Na final, contra os romenos do Steaua Bucareste, base futura dos bons elencos que a Seleção Romena teria nos anos 90, Gullit marcou dois gols na goleada de 4 x 0 - os outros dois foram de Van Basten. Por sorte não morre duas semanas depois da final, disputada em 24 de maio; estava para ocorrer um torneio amistoso no Suriname que envolveria jogadores da Seleção Neerlandesa com origens na antiga colônia, e Gullit, assim como seu colega Rijkaard, fora convidado, mas acabou não liberado pelo Milan. Em 7 de junho, o avião que levava os jogadores acabaria acidentando-se, provocando a morte de quase todos os passageiros.[4]

Na temporada que se seguiu, a de 1989/90, o Milan foi bicampeão do torneio, batendo desta vez o Benfica na final. Foi o último bicampeonato seguido na competição até os dias de hoje. Entretanto, embora ganhasse ainda o scudetto de 1992, conquistado de forma invicta, algo inédito no futebol italiano, Gullit foi perdendo espaço na equipe - o que incluiu a sua não-escalação na final da Copa dos Campeões de 1993, onde os rossoneri foram derrotados pelo Olympique Marselha.

Final da carreira[editar | editar código-fonte]

Camisa que Gullit usou no Chelsea, autografada pelo jogador, exposta no museu do clube.

Na temporada seguinte, a de 1993/94, resolveu mudar-se para a Sampdoria, sendo logo campeão da Copa da Itália, o que lhe ocasionou um breve retorno ao Milan, voltando à Samp ainda em 1994. Deixou o clube de Gênova em 1995.

Apegado aos holofotes,[5] resolveu transferir-se para o futebol inglês, acertando com o Chelsea a fim de mudar de vida. "Eu tinha um estilo de vida como o de David Beckham e só queria voltar a ser o bom e velho Ruudi. Queria poder andar na calçada e não ser perserguido toda hora. Eu queria aquela vida de volta e não havia lugar melhor do que Londres", declarou.[3]

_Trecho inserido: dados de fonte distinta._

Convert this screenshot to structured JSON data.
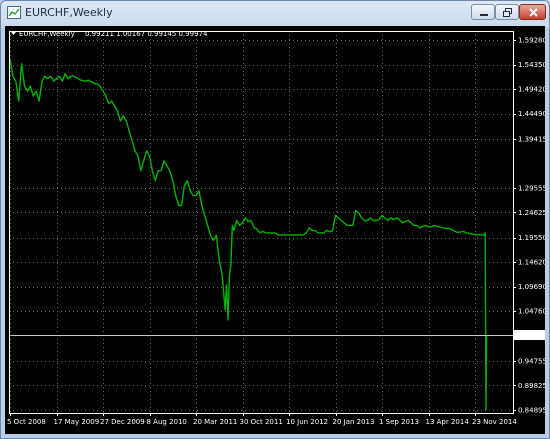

Apesar de assustar-se inicialmente com a estrutura precária e então vivida pelos Blues e pelo baixo nível do elenco, Gullit logo apaixonou-se pela torcida. Em sua segunda temporada em Stamford Bridge, passou a ser também a função de técnico, e nela levaria a modesta equipe - que na época não desfrutava dos badalados investimentos do milionário Roman Abramovich - ao título da FA Cup. Reconheceria, entretanto, que a saída do Milan lhe custaria mais títulos na carreira:

Cquote1.svg "Era difícil divertir-se (no Milan), mas também era difícil não ganhar. (...) Quando saí do Milan para a Sampdoria e depois ao Chelsea, desfrutei muito mais do futebol, me diverti mais, tive mais liberdade, me expressei muito melhor em campo. Mas por sua vez, nunca voltei a ganhar como no Milan. Ganhei partidas, ganhei em diversão, mas nunca voltei a ganhar em alto nível"[2] Cquote2.svg

Seleção neerlandesa[editar | editar código-fonte]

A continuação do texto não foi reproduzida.